Eine abgehackte Stimme kann z.B. durch Laggs/schlechte Verbindung auftreten. Ich bin internetmäßig relativ schlecht angebunden und habe das daher häufiger. Kannst ja mal 'nen Speedtest machen und während du im TS bist andere Geräte, die die Leitung blockieren (Z.B. Handys die mit im WLan sind) ausmachen/disconnecten.


----------



## Stryke7 (11. Februar 2015)

*AW: Meine Stimme hört sich über Teamspeak abgehackt an?*

Ich würde mal die Soundkarte verdächtigen, eventuell eine unpassende Dynamikkompression? 

Hast du es mal mit einem anderen Programm versucht?  Viele Programme schalten einen automatisch stumm, wenn man nichts sagt, um Nebengeräusche zu minimieren.  Das könnte bei zu geringer Vorverstärkung des Mikros zu Problemen führen.


Oder das Mikro hat einen weg.  Nach meiner Erfahrung sind die Zalmans nicht unbedingt die langlebigsten oder robustesten Mikrofone. Was mich nicht stört, für ~6€ kann man das hin und wieder erneuern.


----------



## repac3r (12. Februar 2015)

*AW: Meine Stimme hört sich über Teamspeak abgehackt an?*

Wie gesagt, wenn ich meinen Sound aufnehmen, über diverse Recorder, habe ich keinerlei Probleme. Somit fallen die Argumente Soundkarte und Micro meines Erachtens schonmal weg. 
Teamspeak habe ich so konfiguriert, dass meine Stimme ohne Unterbrechung gesendet wird, sprich Dauersendung. Ebenfalls ist TS3 das einzige Programm, welches auf mein Micro zugreift, in Spielen deaktiviere ich das ganze immer.
An meiner Leitung wird es auch nicht liegen, meine 150mbit Leitung ist laut Speedtest (2Gb-Test) absolut in Ordnung. Wie es sich in anderen Programmen, wie Skype verhält, schaue ich morgen Abend mal.

Grüße Marcel


----------



## claster17 (12. Februar 2015)

*AW: Meine Stimme hört sich über Teamspeak abgehackt an?*



repac3r schrieb:


> An meiner Leitung wird es auch nicht liegen, meine 150mbit Leitung ist laut Speedtest (2Gb-Test) absolut in Ordnung



Dein Download im Speedtest sagt absolut nichts über eventuelle Upload-Einschränkungen aus

Schau in TS mal nach Paketverlust unter Verbindungsinformationen (Rechtsklick auf dich)


----------



## Lowwithknowhow (12. Februar 2015)

*AW: Meine Stimme hört sich über Teamspeak abgehackt an?*

pff 150mbit. kabelverbindung halt, unzuverlässig und niedriger Upload. Bekomme mit VDSL 50 ca 52mbit down und 11mbit up bei etwas höherem ping(ca 40+/-), weil ich aufm Dorf wohne und die Glasfaserkabel 15km ins nächste "Telekomverteiler-Haus" brauchen.

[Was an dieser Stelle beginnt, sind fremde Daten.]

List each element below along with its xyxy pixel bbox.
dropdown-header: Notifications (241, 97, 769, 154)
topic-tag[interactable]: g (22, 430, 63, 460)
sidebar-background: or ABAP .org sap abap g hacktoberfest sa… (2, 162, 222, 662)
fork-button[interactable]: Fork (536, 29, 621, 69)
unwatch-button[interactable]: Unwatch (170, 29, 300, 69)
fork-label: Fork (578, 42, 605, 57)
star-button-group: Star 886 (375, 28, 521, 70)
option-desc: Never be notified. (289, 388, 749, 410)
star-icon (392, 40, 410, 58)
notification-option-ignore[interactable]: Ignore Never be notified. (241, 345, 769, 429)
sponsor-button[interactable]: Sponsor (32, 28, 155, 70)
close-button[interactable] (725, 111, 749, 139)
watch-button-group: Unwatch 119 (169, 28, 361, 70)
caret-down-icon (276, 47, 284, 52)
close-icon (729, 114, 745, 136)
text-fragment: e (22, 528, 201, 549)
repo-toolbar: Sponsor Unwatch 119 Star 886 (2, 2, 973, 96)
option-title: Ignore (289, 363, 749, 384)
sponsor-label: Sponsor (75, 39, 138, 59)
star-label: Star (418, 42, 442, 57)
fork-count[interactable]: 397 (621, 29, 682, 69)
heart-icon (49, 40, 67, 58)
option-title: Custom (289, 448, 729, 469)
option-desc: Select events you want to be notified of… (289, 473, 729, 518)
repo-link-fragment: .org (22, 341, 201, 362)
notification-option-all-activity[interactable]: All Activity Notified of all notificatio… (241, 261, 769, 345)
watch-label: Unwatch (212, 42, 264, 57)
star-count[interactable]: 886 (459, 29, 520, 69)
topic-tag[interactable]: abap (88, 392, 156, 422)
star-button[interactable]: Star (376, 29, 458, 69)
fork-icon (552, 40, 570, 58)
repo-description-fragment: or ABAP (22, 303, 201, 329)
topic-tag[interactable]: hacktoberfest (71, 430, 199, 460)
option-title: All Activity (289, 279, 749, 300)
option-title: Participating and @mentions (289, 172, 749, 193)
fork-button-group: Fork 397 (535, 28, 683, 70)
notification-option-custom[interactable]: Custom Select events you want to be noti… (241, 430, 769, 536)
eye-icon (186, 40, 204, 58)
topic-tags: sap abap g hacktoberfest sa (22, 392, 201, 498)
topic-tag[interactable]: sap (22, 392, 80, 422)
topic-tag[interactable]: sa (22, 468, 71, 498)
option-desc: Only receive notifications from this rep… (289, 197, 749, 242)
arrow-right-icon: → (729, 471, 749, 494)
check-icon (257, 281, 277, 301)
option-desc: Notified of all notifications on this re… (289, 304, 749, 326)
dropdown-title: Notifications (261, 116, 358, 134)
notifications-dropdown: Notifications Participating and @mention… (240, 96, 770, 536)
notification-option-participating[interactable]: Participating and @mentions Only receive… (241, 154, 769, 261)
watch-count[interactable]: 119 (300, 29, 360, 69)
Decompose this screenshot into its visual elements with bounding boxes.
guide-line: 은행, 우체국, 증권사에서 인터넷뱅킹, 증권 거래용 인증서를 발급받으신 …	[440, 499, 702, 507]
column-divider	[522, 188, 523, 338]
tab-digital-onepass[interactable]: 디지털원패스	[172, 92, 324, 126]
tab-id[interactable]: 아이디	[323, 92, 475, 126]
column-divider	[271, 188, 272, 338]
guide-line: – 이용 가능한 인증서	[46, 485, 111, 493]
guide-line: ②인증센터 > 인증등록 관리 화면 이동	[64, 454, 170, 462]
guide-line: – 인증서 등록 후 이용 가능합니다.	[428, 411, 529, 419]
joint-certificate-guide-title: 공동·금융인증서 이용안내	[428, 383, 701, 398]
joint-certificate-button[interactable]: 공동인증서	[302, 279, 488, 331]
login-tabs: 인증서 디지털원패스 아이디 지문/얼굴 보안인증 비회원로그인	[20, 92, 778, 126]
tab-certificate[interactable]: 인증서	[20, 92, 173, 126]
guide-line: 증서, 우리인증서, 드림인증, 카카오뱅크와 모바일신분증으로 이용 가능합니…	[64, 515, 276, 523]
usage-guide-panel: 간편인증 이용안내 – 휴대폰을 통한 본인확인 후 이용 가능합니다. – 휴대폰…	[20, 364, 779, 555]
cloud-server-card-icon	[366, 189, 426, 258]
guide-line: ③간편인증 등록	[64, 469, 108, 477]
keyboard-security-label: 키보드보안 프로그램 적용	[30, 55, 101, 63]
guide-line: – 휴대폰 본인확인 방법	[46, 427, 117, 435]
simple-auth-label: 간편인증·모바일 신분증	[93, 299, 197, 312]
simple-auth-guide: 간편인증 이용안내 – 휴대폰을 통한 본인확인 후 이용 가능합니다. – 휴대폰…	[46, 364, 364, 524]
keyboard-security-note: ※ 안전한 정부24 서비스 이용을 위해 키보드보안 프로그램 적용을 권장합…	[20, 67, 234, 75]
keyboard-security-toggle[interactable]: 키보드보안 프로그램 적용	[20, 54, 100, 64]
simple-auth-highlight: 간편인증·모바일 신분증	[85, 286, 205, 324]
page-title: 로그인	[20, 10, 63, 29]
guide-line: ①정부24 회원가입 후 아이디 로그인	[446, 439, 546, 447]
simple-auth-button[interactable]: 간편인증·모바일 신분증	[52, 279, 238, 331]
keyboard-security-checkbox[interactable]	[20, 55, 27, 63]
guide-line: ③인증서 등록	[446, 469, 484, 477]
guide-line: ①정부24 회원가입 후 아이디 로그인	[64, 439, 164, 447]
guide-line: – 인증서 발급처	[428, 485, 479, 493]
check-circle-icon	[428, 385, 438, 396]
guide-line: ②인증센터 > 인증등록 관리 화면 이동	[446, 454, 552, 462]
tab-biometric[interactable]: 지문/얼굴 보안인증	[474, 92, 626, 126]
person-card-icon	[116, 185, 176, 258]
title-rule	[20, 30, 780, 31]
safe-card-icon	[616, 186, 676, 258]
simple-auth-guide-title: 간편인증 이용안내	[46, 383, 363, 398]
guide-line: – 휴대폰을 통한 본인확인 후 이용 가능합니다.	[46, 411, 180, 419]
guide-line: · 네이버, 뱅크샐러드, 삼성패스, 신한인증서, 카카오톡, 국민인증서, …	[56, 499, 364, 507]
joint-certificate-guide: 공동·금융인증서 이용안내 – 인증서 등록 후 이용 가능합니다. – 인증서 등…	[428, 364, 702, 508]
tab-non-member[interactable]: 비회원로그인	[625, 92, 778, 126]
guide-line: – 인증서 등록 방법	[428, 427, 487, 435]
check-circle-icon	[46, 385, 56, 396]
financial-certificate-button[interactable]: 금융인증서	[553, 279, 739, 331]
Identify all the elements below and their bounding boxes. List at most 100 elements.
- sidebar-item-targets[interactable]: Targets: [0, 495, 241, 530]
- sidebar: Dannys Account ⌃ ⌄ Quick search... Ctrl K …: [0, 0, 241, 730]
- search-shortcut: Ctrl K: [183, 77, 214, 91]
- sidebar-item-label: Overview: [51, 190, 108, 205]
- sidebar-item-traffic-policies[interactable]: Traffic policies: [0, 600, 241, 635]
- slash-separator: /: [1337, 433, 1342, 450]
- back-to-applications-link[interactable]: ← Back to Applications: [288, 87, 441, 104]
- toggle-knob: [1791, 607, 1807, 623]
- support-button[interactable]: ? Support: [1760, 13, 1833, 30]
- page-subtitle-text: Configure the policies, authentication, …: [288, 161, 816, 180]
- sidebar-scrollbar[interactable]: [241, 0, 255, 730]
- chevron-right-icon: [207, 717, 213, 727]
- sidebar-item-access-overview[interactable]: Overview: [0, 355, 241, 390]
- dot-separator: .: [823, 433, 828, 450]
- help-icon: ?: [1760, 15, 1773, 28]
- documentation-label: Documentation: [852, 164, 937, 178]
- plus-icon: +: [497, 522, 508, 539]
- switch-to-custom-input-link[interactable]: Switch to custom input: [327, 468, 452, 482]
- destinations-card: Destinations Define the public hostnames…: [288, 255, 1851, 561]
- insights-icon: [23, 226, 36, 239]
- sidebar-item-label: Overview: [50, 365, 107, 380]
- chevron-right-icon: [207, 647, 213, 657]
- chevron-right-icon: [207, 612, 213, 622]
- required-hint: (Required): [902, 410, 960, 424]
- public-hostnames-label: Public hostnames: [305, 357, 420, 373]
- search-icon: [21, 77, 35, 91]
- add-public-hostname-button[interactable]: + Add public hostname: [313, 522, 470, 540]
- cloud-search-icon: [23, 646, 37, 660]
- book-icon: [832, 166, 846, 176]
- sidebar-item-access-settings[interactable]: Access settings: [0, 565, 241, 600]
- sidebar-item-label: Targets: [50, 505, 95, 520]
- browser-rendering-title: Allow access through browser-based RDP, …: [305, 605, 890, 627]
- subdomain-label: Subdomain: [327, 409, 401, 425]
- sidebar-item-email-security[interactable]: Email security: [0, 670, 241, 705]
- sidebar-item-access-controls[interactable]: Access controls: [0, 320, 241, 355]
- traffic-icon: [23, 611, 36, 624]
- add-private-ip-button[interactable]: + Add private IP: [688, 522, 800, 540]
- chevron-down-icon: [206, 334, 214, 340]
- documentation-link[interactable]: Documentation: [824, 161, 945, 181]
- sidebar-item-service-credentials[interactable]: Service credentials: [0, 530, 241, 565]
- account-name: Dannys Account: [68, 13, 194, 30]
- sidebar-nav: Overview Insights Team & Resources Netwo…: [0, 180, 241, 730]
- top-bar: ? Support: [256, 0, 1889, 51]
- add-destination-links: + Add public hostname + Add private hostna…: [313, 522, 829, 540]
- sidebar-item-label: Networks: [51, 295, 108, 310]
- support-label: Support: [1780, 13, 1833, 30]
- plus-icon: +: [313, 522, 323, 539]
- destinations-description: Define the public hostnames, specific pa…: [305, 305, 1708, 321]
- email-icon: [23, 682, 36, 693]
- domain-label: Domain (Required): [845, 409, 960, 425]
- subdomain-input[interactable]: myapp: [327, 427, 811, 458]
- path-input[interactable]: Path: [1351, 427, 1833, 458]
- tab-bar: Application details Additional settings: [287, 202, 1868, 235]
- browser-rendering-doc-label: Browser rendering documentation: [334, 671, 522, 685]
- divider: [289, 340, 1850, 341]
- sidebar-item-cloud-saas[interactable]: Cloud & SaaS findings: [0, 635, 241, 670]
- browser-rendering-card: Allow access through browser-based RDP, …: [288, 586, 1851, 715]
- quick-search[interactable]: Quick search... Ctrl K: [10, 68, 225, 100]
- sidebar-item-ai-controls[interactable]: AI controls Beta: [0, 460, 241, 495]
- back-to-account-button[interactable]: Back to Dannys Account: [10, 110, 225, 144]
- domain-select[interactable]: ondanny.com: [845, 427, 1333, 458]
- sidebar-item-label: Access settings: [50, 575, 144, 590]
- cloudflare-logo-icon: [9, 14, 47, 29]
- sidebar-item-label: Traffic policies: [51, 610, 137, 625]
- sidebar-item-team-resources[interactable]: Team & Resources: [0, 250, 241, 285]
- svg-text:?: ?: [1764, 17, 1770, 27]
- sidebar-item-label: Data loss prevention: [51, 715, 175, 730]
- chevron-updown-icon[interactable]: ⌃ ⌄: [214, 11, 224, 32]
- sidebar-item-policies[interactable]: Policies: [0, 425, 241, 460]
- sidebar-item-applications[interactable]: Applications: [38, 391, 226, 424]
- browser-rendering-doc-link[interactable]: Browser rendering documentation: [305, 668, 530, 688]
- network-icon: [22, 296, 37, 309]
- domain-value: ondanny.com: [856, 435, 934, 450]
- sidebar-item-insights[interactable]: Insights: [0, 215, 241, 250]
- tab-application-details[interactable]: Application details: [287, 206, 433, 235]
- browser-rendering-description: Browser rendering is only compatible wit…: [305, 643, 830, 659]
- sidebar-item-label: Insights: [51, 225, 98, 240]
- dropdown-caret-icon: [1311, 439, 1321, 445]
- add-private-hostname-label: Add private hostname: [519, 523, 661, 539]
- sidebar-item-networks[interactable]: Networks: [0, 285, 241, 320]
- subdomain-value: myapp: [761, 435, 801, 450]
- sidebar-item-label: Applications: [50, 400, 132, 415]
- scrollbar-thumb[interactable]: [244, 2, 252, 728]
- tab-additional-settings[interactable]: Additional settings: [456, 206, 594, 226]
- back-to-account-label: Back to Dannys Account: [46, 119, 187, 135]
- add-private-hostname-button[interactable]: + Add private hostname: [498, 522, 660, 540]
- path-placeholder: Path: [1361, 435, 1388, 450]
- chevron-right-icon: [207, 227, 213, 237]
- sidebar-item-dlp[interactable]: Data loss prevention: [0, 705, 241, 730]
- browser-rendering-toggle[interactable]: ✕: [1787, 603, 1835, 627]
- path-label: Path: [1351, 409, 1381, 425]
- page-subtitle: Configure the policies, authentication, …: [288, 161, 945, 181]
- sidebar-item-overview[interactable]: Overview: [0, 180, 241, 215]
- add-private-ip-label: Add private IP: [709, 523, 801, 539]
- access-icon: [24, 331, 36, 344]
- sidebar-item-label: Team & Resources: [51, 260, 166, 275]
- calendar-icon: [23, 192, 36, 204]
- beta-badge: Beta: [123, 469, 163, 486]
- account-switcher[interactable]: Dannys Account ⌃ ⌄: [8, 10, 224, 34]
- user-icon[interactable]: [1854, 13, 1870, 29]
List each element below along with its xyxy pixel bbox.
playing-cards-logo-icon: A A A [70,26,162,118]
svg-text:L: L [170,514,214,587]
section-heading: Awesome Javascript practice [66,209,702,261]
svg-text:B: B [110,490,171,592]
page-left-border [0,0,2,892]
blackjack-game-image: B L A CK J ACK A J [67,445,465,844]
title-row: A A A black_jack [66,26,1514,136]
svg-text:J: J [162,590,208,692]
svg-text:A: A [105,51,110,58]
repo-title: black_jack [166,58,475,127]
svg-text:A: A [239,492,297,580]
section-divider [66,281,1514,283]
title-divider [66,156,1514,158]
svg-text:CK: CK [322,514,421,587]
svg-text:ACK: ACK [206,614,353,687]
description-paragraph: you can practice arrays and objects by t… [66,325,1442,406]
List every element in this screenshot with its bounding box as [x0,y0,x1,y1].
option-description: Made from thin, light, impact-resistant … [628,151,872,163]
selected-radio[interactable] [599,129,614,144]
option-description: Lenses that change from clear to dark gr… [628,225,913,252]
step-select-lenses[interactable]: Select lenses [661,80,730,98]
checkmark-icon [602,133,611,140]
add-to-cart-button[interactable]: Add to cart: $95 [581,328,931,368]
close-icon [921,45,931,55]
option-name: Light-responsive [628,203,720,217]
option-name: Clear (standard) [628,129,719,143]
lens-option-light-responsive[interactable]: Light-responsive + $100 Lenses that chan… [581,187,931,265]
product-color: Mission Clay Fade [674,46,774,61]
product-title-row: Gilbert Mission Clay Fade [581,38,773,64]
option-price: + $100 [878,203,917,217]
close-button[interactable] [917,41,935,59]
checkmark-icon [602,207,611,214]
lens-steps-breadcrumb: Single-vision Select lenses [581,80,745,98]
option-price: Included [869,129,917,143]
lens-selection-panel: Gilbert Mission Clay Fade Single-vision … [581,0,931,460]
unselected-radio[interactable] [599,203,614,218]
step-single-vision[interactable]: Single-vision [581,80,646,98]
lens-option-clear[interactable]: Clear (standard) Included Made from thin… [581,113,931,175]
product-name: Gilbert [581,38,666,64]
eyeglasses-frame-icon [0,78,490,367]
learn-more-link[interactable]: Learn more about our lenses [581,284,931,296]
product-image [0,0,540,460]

Solltest mal die packetlosses kontrollieren(einfach deinen Router über die entsprechende IP ansteuern)


----------



## repac3r (13. Februar 2015)

*AW: Meine Stimme hört sich über Teamspeak abgehackt an?*



Lowwithknowhow schrieb:


> pff 150mbit. kabelverbindung halt, unzuverlässig und niedriger Upload. Bekomme mit VDSL 50 ca 52mbit down und 11mbit up bei etwas höherem ping(ca 40+/-), weil ich aufm Dorf wohne und die Glasfaserkabel 15km ins nächste "Telekomverteiler-Haus" brauchen.
> 
> Solltest mal die packetlosses kontrollieren(einfach deinen Router über die entsprechende IP ansteuern)


Habe auch 10mbit upload  
Gut die Packete werde ich mir morgen anschauen, heute wurde es spät.

Grüße Marcel


----------